L’arbitrage de la Coupe du Monde 2026 est officiellement au cœur de la polémique. Après la victoire 3-2 de l’Angleterre face au Mexique à l’Azteca, Thomas Tuchel a lâché en direct sur BBC Sport : « Les arbitres ne sont pas assez bons. » Un carton rouge, un penalty contesté annulant un supposé non-fait de jeu : le sélectionneur anglais n’a rien retenu. Et pour les Bleus, qui visent le même tableau final, ce débat sur la VAR et la qualité de l’arbitrage n’a rien d’anecdotique.

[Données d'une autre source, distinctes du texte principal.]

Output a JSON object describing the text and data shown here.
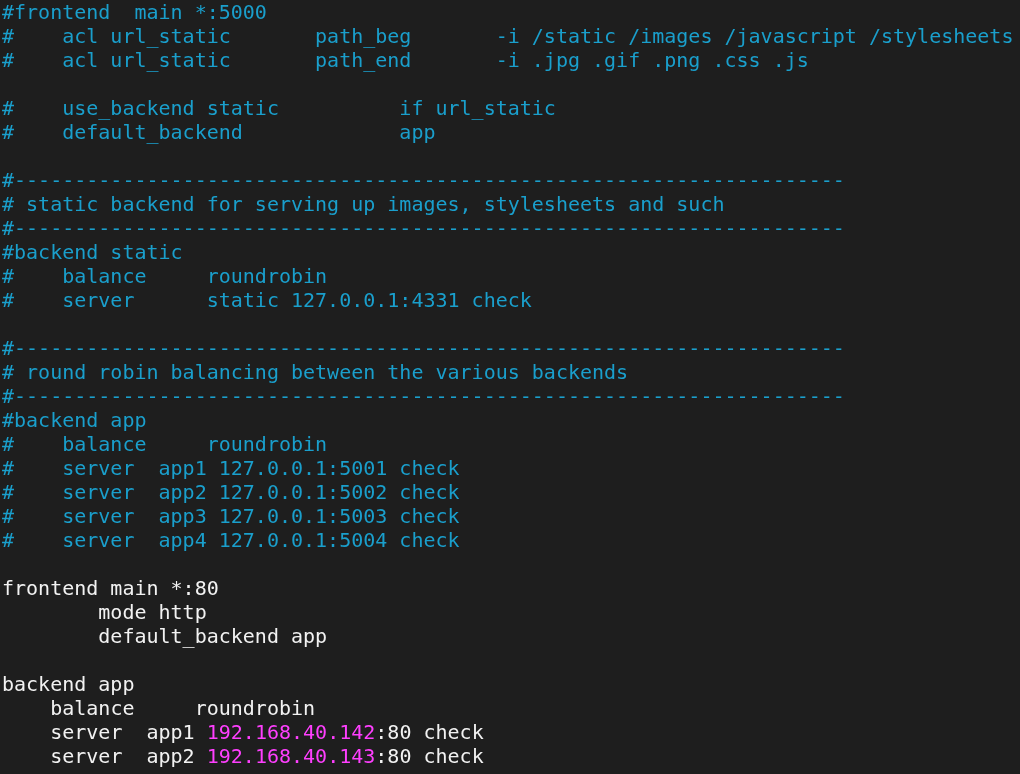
{
  "editor": {
    "blocks": [
      {
        "lines": [
          {
            "kind": "comment",
            "text": "#frontend  main *:5000"
          },
          {
            "kind": "comment",
            "text": "#    acl url_static       path_beg       -i /static /images /javascript /stylesheets"
          },
          {
            "kind": "comment",
            "text": "#    acl url_static       path_end       -i .jpg .gif .png .css .js"
          }
        ]
      },
      {
        "lines": [
          {
            "kind": "comment",
            "text": "#    use_backend static          if url_static"
          },
          {
            "kind": "comment",
            "text": "#    default_backend             app"
          }
        ]
      },
      {
        "lines": [
          {
            "kind": "comment",
            "text": "#---------------------------------------------------------------------"
          },
          {
            "kind": "comment",
            "text": "# static backend for serving up images, stylesheets and such"
          },
          {
            "kind": "comment",
            "text": "#---------------------------------------------------------------------"
          },
          {
            "kind": "comment",
            "text": "#backend static"
          },
          {
            "kind": "comment",
            "text": "#    balance     roundrobin"
          },
          {
            "kind": "comment",
            "text": "#    server      static 127.0.0.1:4331 check"
          }
        ]
      },
      {
        "lines": [
          {
            "kind": "comment",
            "text": "#---------------------------------------------------------------------"
          },
          {
            "kind": "comment",
            "text": "# round robin balancing between the various backends"
          },
          {
            "kind": "comment",
            "text": "#---------------------------------------------------------------------"
          },
          {
            "kind": "comment",
            "text": "#backend app"
          },
          {
            "kind": "comment",
            "text": "#    balance     roundrobin"
          },
          {
            "kind": "comment",
            "text": "#    server  app1 127.0.0.1:5001 check"
          },
          {
            "kind": "comment",
            "text": "#    server  app2 127.0.0.1:5002 check"
          },
          {
            "kind": "comment",
            "text": "#    server  app3 127.0.0.1:5003 check"
          },
          {
            "kind": "comment",
            "text": "#    server  app4 127.0.0.1:5004 check"
          }
        ]
      },
      {
        "lines": [
          {
            "kind": "code",
            "text": "frontend main *:80"
          },
          {
            "kind": "code",
            "text": "        mode http"
          },
          {
            "kind": "code",
            "text": "        default_backend app"
          }
        ]
      },
      {
        "lines": [
          {
            "kind": "code",
            "text": "backend app"
          },
          {
            "kind": "code",
            "text": "    balance     roundrobin"
          },
          {
            "kind": "mixed",
            "segments": [
              {
                "kind": "plain",
                "text": "    server  app1 "
              },
              {
                "kind": "address",
                "text": "192.168.40.142"
              },
              {
                "kind": "plain",
                "text": ":80 check"
              }
            ]
          },
          {
            "kind": "mixed",
            "segments": [
              {
                "kind": "plain",
                "text": "    server  app2 "
              },
              {
                "kind": "address",
                "text": "192.168.40.143"
              },
              {
                "kind": "plain",
                "text": ":80 check"
              }
            ]
          }
        ]
      }
    ]
  }
}
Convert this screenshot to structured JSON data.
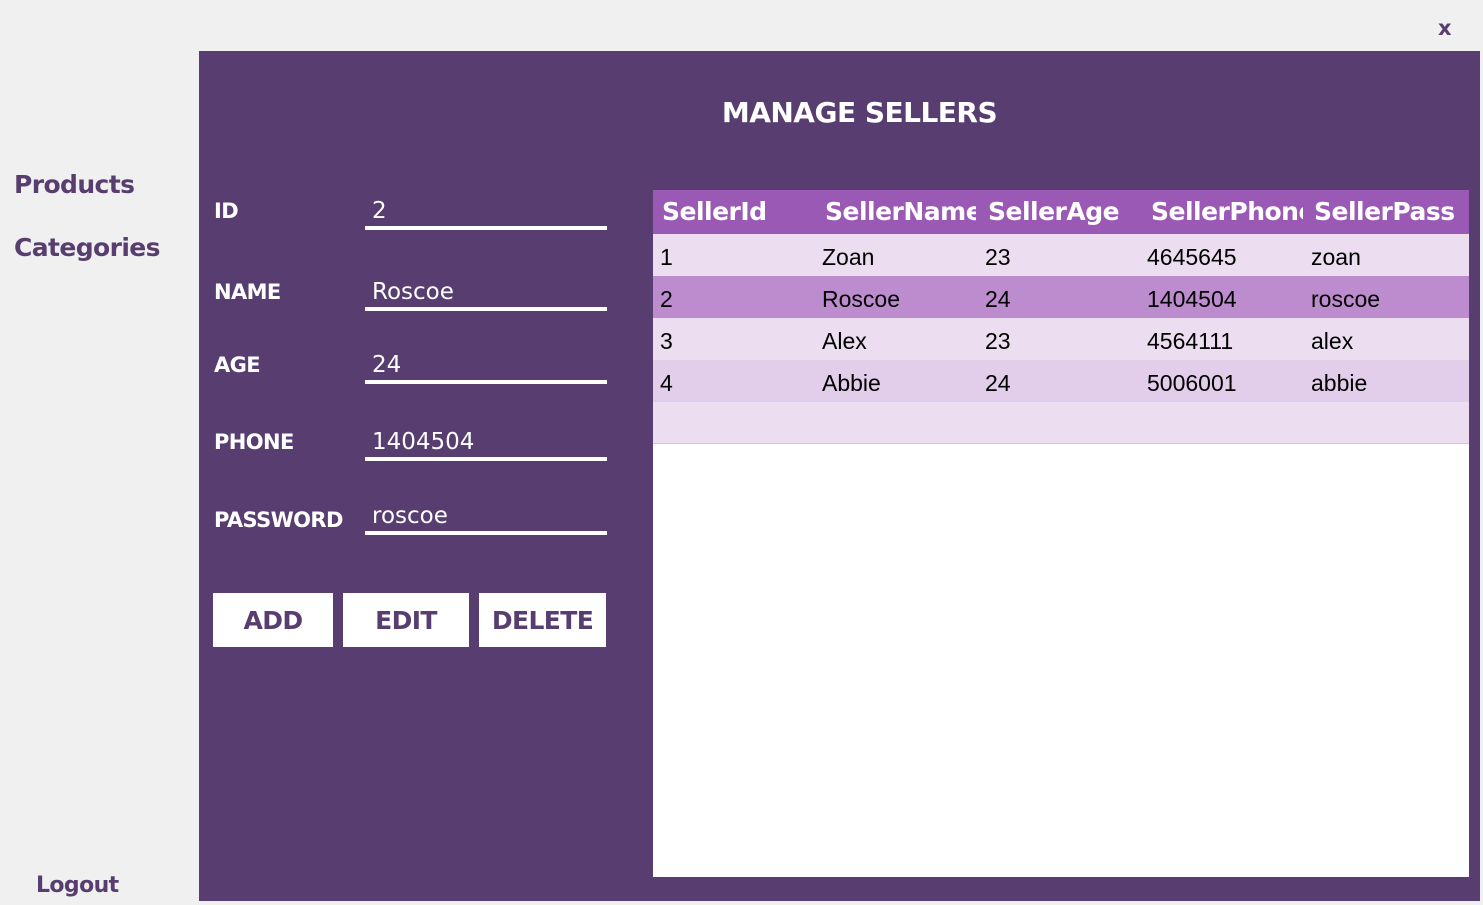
{
  "window": {
    "close_label": "x"
  },
  "sidebar": {
    "products": "Products",
    "categories": "Categories",
    "logout": "Logout"
  },
  "panel": {
    "title": "MANAGE SELLERS"
  },
  "form": {
    "id_label": "ID",
    "id_value": "2",
    "name_label": "NAME",
    "name_value": "Roscoe",
    "age_label": "AGE",
    "age_value": "24",
    "phone_label": "PHONE",
    "phone_value": "1404504",
    "password_label": "PASSWORD",
    "password_value": "roscoe"
  },
  "buttons": {
    "add": "ADD",
    "edit": "EDIT",
    "delete": "DELETE"
  },
  "grid": {
    "columns": [
      "SellerId",
      "SellerName",
      "SellerAge",
      "SellerPhone",
      "SellerPass"
    ],
    "rows": [
      [
        "1",
        "Zoan",
        "23",
        "4645645",
        "zoan"
      ],
      [
        "2",
        "Roscoe",
        "24",
        "1404504",
        "roscoe"
      ],
      [
        "3",
        "Alex",
        "23",
        "4564111",
        "alex"
      ],
      [
        "4",
        "Abbie",
        "24",
        "5006001",
        "abbie"
      ]
    ],
    "selected_row": 1
  },
  "colors": {
    "panel_background": "#583d70",
    "grid_header": "#9b59b6",
    "row_selected": "#bd8cce",
    "row_light": "#ecdef0",
    "row_alt": "#e2cdea",
    "sidebar_text": "#573e6f"
  }
}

Ce qu’a exactement dit Tuchel sur l’arbitrage
Thomas Tuchel a été catégorique : « Ce n’est pas assez bon. Les arbitres ne sont pas assez bons, les quatrièmes arbitres ne sont pas assez bons. C’est la réalité. » Le sélectionneur anglais visait notamment le penalty accordé au Mexique, transformé par Raul Jimenez pour ramener le score à 3-2.
Son argument technique est précis : « Est-ce une erreur claire et évidente pour ce penalty ? Sûrement pas. Ils ont renversé une situation où l’arbitre ne siffle même pas faute. » Autrement dit, pour Tuchel, la VAR est intervenue là où elle n’aurait pas dû, contredisant la règle du « clear and obvious error ».
Un huitième de finale sous haute tension à l’Azteca
L’Angleterre menait 2-0 à la mi-temps avant de basculer dans le chaos : réduite à dix, elle a vu le Mexique revenir grâce au penalty de Jimenez avant de s’imposer 3-2. Le stade Azteca, chaudron historique du football mondial, a offert un scénario dramatique digne des grands rendez-vous.
Ce type de match nerveux, marqué par un carton rouge et un penalty litigieux, rappelle à quel point chaque décision d’arbitrage pèse en phase à élimination directe. Une erreur, et une nation rentre à la maison.
Pourquoi ce débat concerne aussi l’Équipe de France
Pour les Bleus, la sortie de Tuchel n’est pas qu’un fait divers anglais. Dans un tournoi à 48 équipes et 12 groupes, la moindre décision arbitrale peut décider d’un quart de finale. La France, candidate au titre, sait qu’un penalty mal sifflé ou un rouge sévère peut renverser un match d’un coup.
La question de l’homogénéité de l’arbitrage sur un Mondial organisé aux États-Unis, au Canada et au Mexique est réelle : altitude, chaleur, fuseaux horaires et pression médiatique compliquent la tâche des officiels. Deschamps et son staff surveillent forcément ce dossier de près.
FAQ
Qu’a dit Thomas Tuchel sur l’arbitrage de la Coupe du Monde 2026 ?
Tuchel a déclaré à BBC Sport que « les arbitres ne sont pas assez bons » et que « les quatrièmes arbitres ne sont pas assez bons », après le huitième de finale remporté 3-2 contre le Mexique.
Pourquoi Tuchel conteste-t-il le penalty accordé au Mexique ?
Selon lui, il ne s’agissait pas d’une erreur claire et évidente : la VAR a transformé en penalty une action où l’arbitre n’avait même pas sifflé faute au départ.
Quel a été le score de Angleterre-Mexique ?
L’Angleterre s’est imposée 3-2, malgré une réduction à dix joueurs et un penalty converti par Raul Jimenez pour le Mexique.
Ce débat sur l’arbitrage concerne-t-il l’Équipe de France ?
Oui, indirectement : en phase à élimination directe, une décision arbitrale peut décider du sort des Bleus, candidats au titre du Mondial 2026.
La VAR est-elle utilisée à la Coupe du Monde 2026 ?
Oui, la VAR est bien en place, mais son intervention sur des situations non sifflées au départ alimente les critiques comme celles de Tuchel.